Do movie theaters have any standardization?

Discussion in 'Movies' started by DanielKellmii, May 14, 2005.

  1. DanielKellmii

    DanielKellmii Supporting Actor

    Joined:
    Feb 5, 2004
    Messages:
    524
    Likes Received:
    0
    I know that there are some THX certified theaters out there, and more would be nice, but other than that, are there any standards that theaters try to follow? I just went to see "Kingdom of Heaven" and I was suprised at the low level of volume in some scenes. That reminded me of the commentary on "Fight Club" where it is stated that the opening track was never played loud enough in theaters. I think that DVDs with Dolby and DTS soundtracks have standards that they have to follow, why not something in movie theaters? I am not suggesting anything that is mandatory. Just something for the Directors (and all others involved) to have so they can "calibrate" there movies.
     
  2. Gary Burdick

    Gary Burdick Stunt Coordinator

    Joined:
    Jun 9, 2003
    Messages:
    92
    Likes Received:
    0
    It's entirely up to the theater chain, and sometimes the manager if they want to upgrade.

    I did projection for a few years at amc and they come in and calibrate everything at least once a year.
     
  3. Jesse Skeen

    Jesse Skeen Producer

    Joined:
    Apr 24, 1999
    Messages:
    4,282
    Likes Received:
    192
    If the system is properly set up, the volume should be set exactly at "7". However, I've very rarely worked with systems that WERE set up just right to allow that. 90% of the time 7 is just too loud. All the theaters I've worked for had different volume settings for each auditorium- some would be around 6, others as low as 4.5, but the overall level of sound on the same film would be the same. My rule of thumb was always to walk into the theater and make sure that the dialogue can be plainly heard- you shouldn't have to strain to hear it, and it shouldn't sound like they're shouting at you.
    Of course one of the FIRST signs of a badly-run theater is one that will automatically turn down the volume after ONE complaint that the sound is too loud.
    As far as DVDs go, my volume knob is all over the place depending on what movie is played. Most of the time it's plenty loud enough around 4, but some titles require it much higher. A few film prints would have unusually low or high soundtracks requiring a volume adjustment in the theater, but nowhere near the amount there are at home.
     
  4. Lew Crippen

    Lew Crippen Executive Producer

    Joined:
    May 19, 2002
    Messages:
    12,060
    Likes Received:
    0
    Ah, but the decision as to how loudly to play those DVDs is entirely up to each individual.

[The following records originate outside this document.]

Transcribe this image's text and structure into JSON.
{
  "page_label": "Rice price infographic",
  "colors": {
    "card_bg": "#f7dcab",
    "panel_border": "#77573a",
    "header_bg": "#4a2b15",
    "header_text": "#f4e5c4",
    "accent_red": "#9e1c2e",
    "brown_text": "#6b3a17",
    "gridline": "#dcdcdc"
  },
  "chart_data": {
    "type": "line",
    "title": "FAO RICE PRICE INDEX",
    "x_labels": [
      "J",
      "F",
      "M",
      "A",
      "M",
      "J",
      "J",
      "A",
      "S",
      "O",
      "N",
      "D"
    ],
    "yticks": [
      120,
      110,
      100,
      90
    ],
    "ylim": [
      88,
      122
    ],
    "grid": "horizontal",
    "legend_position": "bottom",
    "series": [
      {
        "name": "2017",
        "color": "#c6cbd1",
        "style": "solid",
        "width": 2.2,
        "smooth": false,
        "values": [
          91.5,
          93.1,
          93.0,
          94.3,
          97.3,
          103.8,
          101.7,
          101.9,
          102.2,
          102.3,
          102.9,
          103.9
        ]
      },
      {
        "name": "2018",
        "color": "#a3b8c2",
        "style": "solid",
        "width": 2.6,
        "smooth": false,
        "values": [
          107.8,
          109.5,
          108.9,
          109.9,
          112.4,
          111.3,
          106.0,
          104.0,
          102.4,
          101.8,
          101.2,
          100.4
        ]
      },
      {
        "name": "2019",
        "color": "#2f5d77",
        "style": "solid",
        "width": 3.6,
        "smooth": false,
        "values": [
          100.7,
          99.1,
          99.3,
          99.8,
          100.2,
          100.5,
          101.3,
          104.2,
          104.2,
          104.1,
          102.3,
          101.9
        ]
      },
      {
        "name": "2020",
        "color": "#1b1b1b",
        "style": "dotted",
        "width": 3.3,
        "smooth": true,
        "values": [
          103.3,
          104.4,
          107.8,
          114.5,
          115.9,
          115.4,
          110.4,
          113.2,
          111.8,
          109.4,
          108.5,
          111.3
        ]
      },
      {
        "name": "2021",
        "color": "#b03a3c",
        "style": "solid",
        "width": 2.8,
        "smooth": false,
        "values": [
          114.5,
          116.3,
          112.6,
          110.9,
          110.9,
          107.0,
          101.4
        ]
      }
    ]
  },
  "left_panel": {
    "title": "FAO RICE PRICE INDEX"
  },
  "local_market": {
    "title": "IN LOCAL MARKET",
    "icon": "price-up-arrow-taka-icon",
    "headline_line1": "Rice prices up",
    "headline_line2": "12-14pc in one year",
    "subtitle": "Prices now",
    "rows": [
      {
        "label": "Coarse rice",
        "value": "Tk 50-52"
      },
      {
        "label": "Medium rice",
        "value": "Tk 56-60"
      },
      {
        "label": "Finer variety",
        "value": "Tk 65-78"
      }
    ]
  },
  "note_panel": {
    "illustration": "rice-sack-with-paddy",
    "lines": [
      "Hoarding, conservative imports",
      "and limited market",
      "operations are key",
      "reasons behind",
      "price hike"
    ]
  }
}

    Just as the decision on the sound levels in theaters. Theaters in suburban, middle-class areas may well choose not to have the same sound levels as those adjacent to a college campus. After all what theater owners do, is try to attract audiences, not drive them away--which would happen in some areas if the sound is preceived as too loud.
     
  5. Peter Apruzzese

    Peter Apruzzese Producer

    Joined:
    Dec 20, 1999
    Messages:
    3,277
    Likes Received:
    760
    Real Name:
    Peter Apruzzese


    Since it was just some scenes that had low volume, then it's most likely the intended sound mix of the film and not any issue with the theatre's sound system. If the whole film sounded that way, then the theatre would have been at fault.
     
  6. Lynda-Marie

    Lynda-Marie Supporting Actor

    Joined:
    Jun 3, 2004
    Messages:
    762
    Likes Received:
    0
    Could it be something with the sound mixing (proper term?) as well?

    A friend of mine was involved in making a movie which I enjoyed very much, but the problem I had was that the music seemed to overwhelm the dialogue in key places. I told him this, and he said he'd talk to the powers that be about the problem.

    As mentioned above, with DVDs, in the privacy of your own home, the volume can be all over the place. I usually have to hit mute really quickly when it first starts up, because the studio theme (?) is usually cranked up to earsplitting levels, while the movie itself seems to be much, much lower in volume. The added aggravations of jets flying right over my place (I live about 8 miles south of Sea Tac airport) is another story.
     
  7. Gary Burdick

    Gary Burdick Stunt Coordinator

    Joined:
    Jun 9, 2003
    Messages:
    92
    Likes Received:
    0
    We always kept ours calibrated to "0" volume level, which should be around reference. Sometimes the dts tracks would get turned down.
     
  8. Jan Strnad

    Jan Strnad Screenwriter

    Joined:
    Jan 1, 1999
    Messages:
    1,004
    Likes Received:
    0
    Do any of the theaters have amps that go up to "11"? Or do they only go up to "10"? I think that, for certain movies such as This Is Spinal Tap, they should go up to "11."